Saturday, June 23, 2012

Who's Afraid of Secular Government?


June 22, 2012  
When forty-three Catholic dioceses, universities and charities simultaneously filed lawsuits against the Department of Health and Human Services last month, charging that the proposed regulation requiring insurance coverage for contraception violated their religious freedom, a simmering conflict between the First Amendment’s protections for religious freedom and against government preference for a particular religion once again took center stage.

The plaintiffs accuse the Obama administration of violating their religious freedom, a right enshrined in the Free Exercise Clause. They elevate the Free Exercise Clause above the equally important Establishment Clause, which prohibits the government from endorsing or favoring a particular religious view.

The Catholic institutions’ prospects for prevailing in these lawsuits are far from certain. Two state supreme courts, in New York and California, have ruled against Catholic groups’ religious freedom claims in challenges to substantially similar state laws. Constitutional experts believe they will fare no better in federal court. Nonetheless, by filing suit in multiple districts, the Catholic groups are aiming to succeed in at least some circuits, and to create a legal conflict that will eventually be resolved by the Supreme Court.

In the meantime, they will litigate their claims in the court of public opinion. The constituency most receptive to these religious freedom arguments, the Christian right, represents an outsize segment of the Republican Party. Savvy political organization has fueled the intensity of activist reaction, giving their arguments disproportionate attention and legitimacy.

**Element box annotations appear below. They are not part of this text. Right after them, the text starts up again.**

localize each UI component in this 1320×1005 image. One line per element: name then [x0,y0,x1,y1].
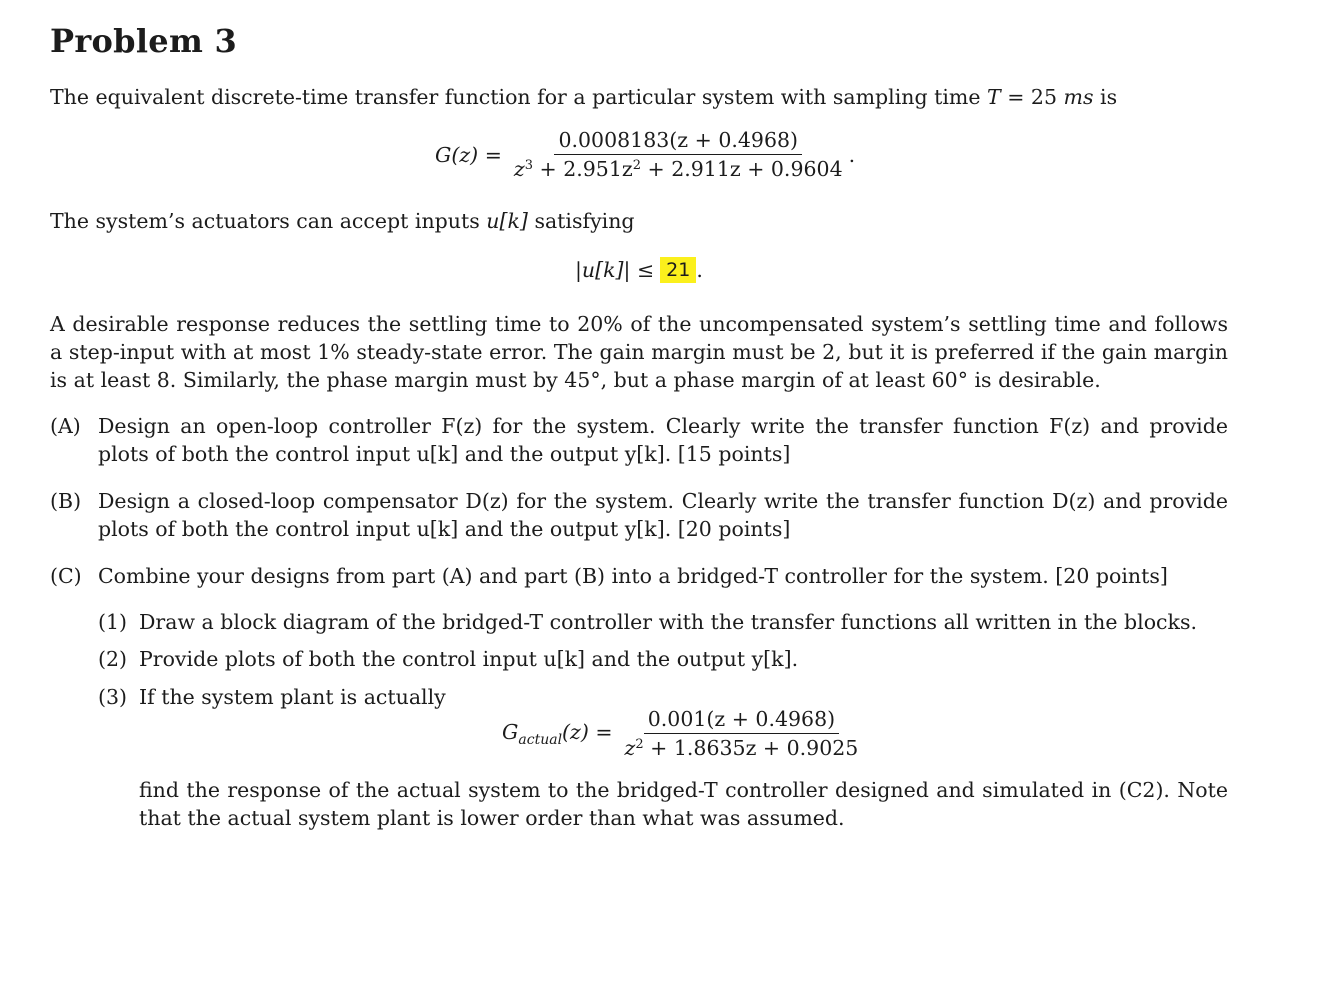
part-c-text: Combine your designs from part (A) and part (B) into a bridged-T controller for the system. [20 points] [98,564,1168,588]
eq-gactual-g: G [502,719,519,744]
eq-gactual-subscript: actual [518,731,563,748]
eq-g-den-exp3: 3 [524,158,533,173]
constraint-period: . [696,258,703,282]
subpart-2-text: Provide plots of both the control input u[k] and the output y[k]. [139,647,799,671]
eq-gactual-fraction [621,707,863,760]
actuator-var: u[k] [486,209,528,233]
eq-gactual-numerator: 0.001(z + 0.4968) [644,707,839,734]
eq-gactual-den-exp: 2 [635,737,644,752]
closing-paragraph: find the response of the actual system to the bridged-T controller designed and simulated in (C2). Note that the actual system plant is lower order than what was assumed. [139,778,1228,830]
actual-plant-transfer-function [502,707,864,760]
page-title: Problem 3 [50,22,238,60]
intro-paragraph [50,83,1228,111]
part-a [50,412,1228,468]
eq-gactual-lhs [502,720,613,748]
plant-transfer-function [435,128,855,181]
constraint-lhs: |u[k]| ≤ [575,258,655,282]
input-constraint-equation [575,257,703,283]
eq-g-den-term3: + 2.911z + 0.9604 [647,157,843,181]
eq-g-denominator [510,155,847,181]
constraint-bound-highlight: 21 [660,257,696,283]
sampling-time-value: = 25 [1007,85,1057,109]
subpart-2-label: (2) [98,647,128,671]
intro-prefix: The equivalent discrete-time transfer function for a particular system with sampling time [50,85,981,109]
sampling-time-unit: ms [1063,85,1094,109]
subpart-1-label: (1) [98,610,128,634]
eq-g-den-z: z [513,157,525,181]
subpart-3-text: If the system plant is actually [139,685,446,709]
part-b-label: (B) [50,489,82,513]
actuator-text-b: satisfying [534,209,635,233]
eq-g-lhs: G(z) = [435,142,502,167]
actuator-text-a: The system’s actuators can accept inputs [50,209,480,233]
specification-paragraph: A desirable response reduces the settling time to 20% of the uncompensated system’s settling time and follows a step-input with at most 1% steady-state error. The gain margin must be 2, but it is preferred if the gain margin is at least 8. Similarly, the phase margin must by 45°, but a phase margin of at least 60° is desirable. [50,312,1228,392]
part-c-label: (C) [50,564,82,588]
eq-g-period: . [848,142,856,167]
part-c [50,562,1228,590]
sampling-time-symbol: T [987,85,1001,109]
subpart-2 [98,645,1228,673]
eq-g-den-term2: + 2.951z [539,157,633,181]
part-b [50,487,1228,543]
eq-gactual-den-rest: + 1.8635z + 0.9025 [650,736,859,760]
eq-g-fraction [510,128,847,181]
part-a-text: Design an open-loop controller F(z) for the system. Clearly write the transfer function F(z) and provide plots of both the control input u[k] and the output y[k]. [15 points] [98,414,1228,466]
part-a-label: (A) [50,414,81,438]
eq-g-numerator: 0.0008183(z + 0.4968) [554,128,802,155]
part-b-text: Design a closed-loop compensator D(z) for the system. Clearly write the transfer function D(z) and provide plots of both the control input u[k] and the output y[k]. [20 points] [98,489,1228,541]
subpart-1-text: Draw a block diagram of the bridged-T controller with the transfer functions all written in the blocks. [139,610,1197,634]
subpart-3-label: (3) [98,685,128,709]
eq-gactual-rest: (z) = [562,719,613,744]
eq-g-den-exp2: 2 [632,158,641,173]
subpart-1 [98,608,1228,636]
eq-gactual-den-z: z [624,736,636,760]
actuator-paragraph [50,207,1228,235]
eq-gactual-denominator [621,734,863,760]
intro-suffix: is [1100,85,1118,109]
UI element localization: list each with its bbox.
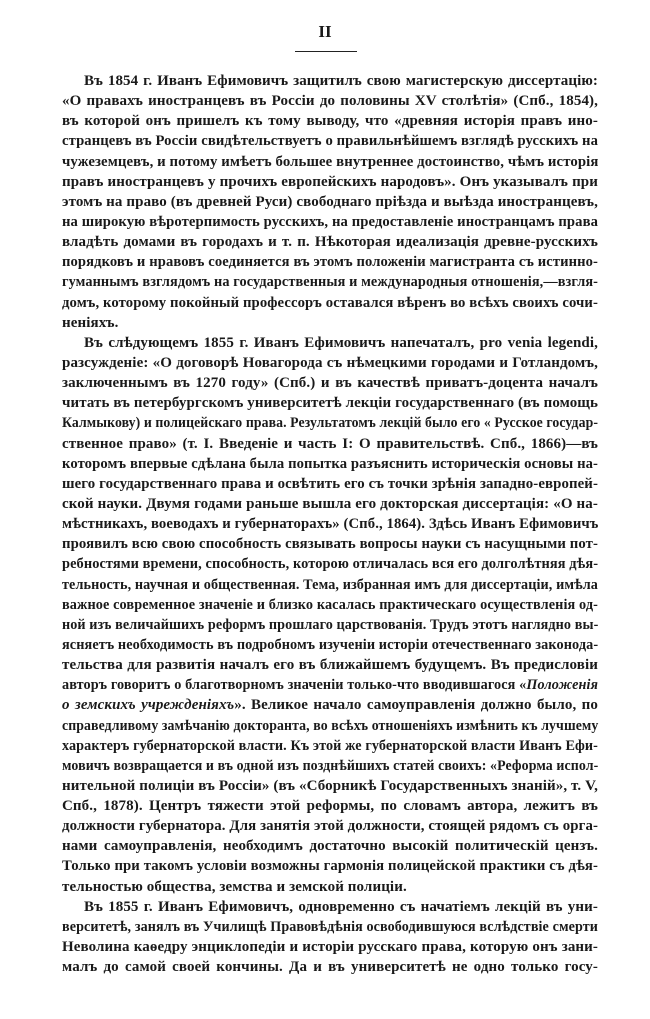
text-line (62, 494, 598, 514)
text-line (62, 353, 598, 373)
text-segment: верситетѣ, занялъ въ Училищѣ Правовѣдѣнія освободившуюся вслѣдствіе смерти (62, 918, 598, 935)
text-segment: нами самоуправленія, необходимъ достаточно высокій политическій цензъ. (62, 838, 598, 855)
text-line (62, 454, 598, 474)
text-segment: нительной полиціи въ Россіи» (въ «Сборникѣ Государственныхъ знаній», т. V, (62, 777, 598, 794)
italic-text: о земскихъ учрежденіяхъ (62, 697, 235, 714)
text-segment: Спб., 1878). Центръ тяжести этой реформы, по словамъ автора, лежитъ въ (62, 798, 598, 815)
text-line (62, 897, 598, 917)
text-segment: владѣть домами въ городахъ и т. п. Нѣкоторая идеализація древне-русскихъ (62, 234, 598, 251)
text-segment: ясняетъ необходимость въ подробномъ изученіи исторіи отечественнаго законода- (62, 636, 599, 653)
text-segment: ». Великое начало самоуправленія должно было, по (234, 697, 598, 714)
text-segment: чужеземцевъ, и потому имѣетъ большее внутреннее достоинство, чѣмъ исторія (62, 153, 599, 170)
text-segment: на широкую вѣротерпимость русскихъ, на предоставленіе иностранцамъ права (62, 213, 598, 230)
text-line (62, 675, 598, 695)
text-segment: которомъ впервые сдѣлана была попытка разъяснить историческія основы на- (62, 455, 598, 472)
text-line (62, 252, 598, 272)
text-segment: проявилъ всю свою способность связывать вопросы науки съ насущными пот- (62, 536, 598, 553)
text-segment: должности губернатора. Для занятія этой должности, стоящей рядомъ съ орга- (62, 818, 598, 835)
text-line (62, 131, 598, 151)
text-segment: справедливому замѣчанію докторанта, во всѣхъ отношеніяхъ измѣнить къ лучшему (62, 717, 599, 734)
text-line (62, 91, 598, 111)
text-segment: тельства для развитія началъ его въ ближайшемъ будущемъ. Въ предисловіи (62, 657, 598, 674)
page-number: II (318, 22, 332, 41)
text-segment: мѣстникахъ, воеводахъ и губернаторахъ» (Спб., 1864). Здѣсь Иванъ Ефимовичъ (62, 516, 599, 533)
text-line (62, 957, 598, 977)
text-segment: странцевъ въ Россіи свидѣтельствуетъ о правильнѣйшемъ взглядѣ русскихъ на (62, 133, 598, 150)
text-line (62, 393, 598, 413)
text-line (62, 695, 598, 715)
text-line (62, 554, 598, 574)
text-line (62, 534, 598, 554)
text-line (62, 856, 598, 876)
text-line (62, 635, 598, 655)
text-line (62, 111, 598, 131)
italic-text: Положенія (526, 677, 598, 694)
text-segment: гуманнымъ взглядомъ на государственныя и международныя отношенія,—взгля- (62, 274, 598, 291)
text-line (62, 836, 598, 856)
text-segment: ственное право» (т. I. Введеніе и часть I: О правительствѣ. Спб., 1866)—въ (62, 435, 598, 452)
text-segment: Калмыкову) и полицейскаго права. Результатомъ лекцій было его « Русское государ- (62, 415, 598, 432)
text-segment: малъ до самой своей кончины. Да и въ университетѣ не одно только госу- (62, 959, 598, 976)
text-line (62, 756, 598, 776)
text-segment: ной изъ величайшихъ реформъ прошлаго царствованія. Трудъ этотъ наглядно вы- (62, 616, 599, 633)
text-line (62, 293, 598, 313)
text-segment: ской науки. Двумя годами раньше вышла его докторская диссертація: «О на- (62, 495, 598, 512)
body-text (62, 71, 598, 977)
text-segment: характеръ губернаторской власти. Къ этой же губернаторской власти Иванъ Ефи- (62, 737, 598, 754)
text-line (62, 917, 598, 937)
text-line (62, 937, 598, 957)
text-line (62, 232, 598, 252)
text-line (62, 192, 598, 212)
text-segment: неніяхъ. (62, 314, 119, 331)
text-segment: этомъ на право (въ древней Руси) свободнаго пріѣзда и выѣзда иностранцевъ, (62, 193, 598, 210)
text-segment: шего государственнаго права и освѣтить его съ точки зрѣнія западно-европей- (62, 475, 598, 492)
text-line (62, 71, 598, 91)
text-segment: мовичъ возвращается и въ одной изъ позднѣйшихъ статей своихъ: «Реформа испол- (62, 757, 599, 774)
text-line (62, 172, 598, 192)
header-rule (295, 51, 357, 52)
text-line (62, 474, 598, 494)
text-segment: порядковъ и нравовъ соединяется въ этомъ положеніи магистранта съ истинно- (62, 254, 598, 271)
text-line (62, 816, 598, 836)
text-segment: Неволина каѳедру энциклопедіи и исторіи русскаго права, которую онъ зани- (62, 939, 598, 956)
text-segment: Только при такомъ условіи возможны гармонія полицейской практики съ дѣя- (62, 858, 598, 875)
text-line (62, 575, 598, 595)
text-line (62, 152, 598, 172)
text-segment: тельностью общества, земства и земской полиціи. (62, 878, 407, 895)
text-line (62, 272, 598, 292)
text-line (62, 373, 598, 393)
text-segment: Въ 1854 г. Иванъ Ефимовичъ защитилъ свою магистерскую диссертацію: (84, 73, 598, 89)
text-line (62, 514, 598, 534)
text-line (62, 413, 598, 433)
text-segment: заключеннымъ въ 1270 году» (Спб.) и въ качествѣ приватъ-доцента началъ (62, 375, 598, 392)
text-line (62, 333, 598, 353)
text-segment: «О правахъ иностранцевъ въ Россіи до половины XV столѣтія» (Спб., 1854), (62, 93, 598, 110)
text-segment: ребностями времени, способность, которою отличалась вся его долголѣтняя дѣя- (62, 556, 599, 573)
text-line (62, 716, 598, 736)
text-segment: разсужденіе: «О договорѣ Новагорода съ нѣмецкими городами и Готландомъ, (62, 354, 598, 371)
text-line (62, 736, 598, 756)
text-segment: важное современное значеніе и близко касалась практическаго осуществленія од- (62, 596, 598, 613)
text-line (62, 595, 598, 615)
text-segment: читать въ петербургскомъ университетѣ лекціи государственнаго (въ помощь (62, 395, 598, 412)
text-line (62, 212, 598, 232)
text-line (62, 877, 598, 897)
text-segment: авторъ говоритъ о благотворномъ значеніи только-что вводившагося « (62, 677, 527, 694)
text-segment: домъ, которому покойный профессоръ оставался вѣренъ во всѣхъ своихъ сочи- (62, 294, 598, 311)
text-segment: правъ иностранцевъ у прочихъ европейскихъ народовъ». Онъ указывалъ при (62, 173, 598, 190)
text-line (62, 796, 598, 816)
text-segment: Въ 1855 г. Иванъ Ефимовичъ, одновременно съ начатіемъ лекцій въ уни- (84, 898, 598, 915)
text-segment: въ которой онъ пришелъ къ тому выводу, что «древняя исторія правъ ино- (62, 113, 598, 130)
text-line (62, 434, 598, 454)
text-line (62, 313, 598, 333)
text-line (62, 655, 598, 675)
text-segment: тельность, научная и общественная. Тема, избранная имъ для диссертаціи, имѣла (62, 576, 598, 593)
text-line (62, 776, 598, 796)
text-segment: Въ слѣдующемъ 1855 г. Иванъ Ефимовичъ напечаталъ, pro venia legendi, (84, 334, 598, 351)
text-line (62, 615, 598, 635)
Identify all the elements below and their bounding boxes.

Democrats, meanwhile, have failed to articulate a consistent rebuttal to these claims of religious discrimination and to the claim that often follows, that the United States should be governed as a “Christian nation.” Rather than forcefully arguing that the government cannot, constitutionally, be beholden to or impose upon its citizens any particular religious view, Democrats are frequently caught flat-footed reacting to charges they are secularists waging a “war on religion.” They often respond, instead, with self-defenses that they are indeed pious, their policy views guided by their own sincerely held religious beliefs. They rarely utter the words “separation of church and state,” or elevate the Establishment Clause and secular government in the same way their adversaries do the Free Exercise Clause and religious liberty.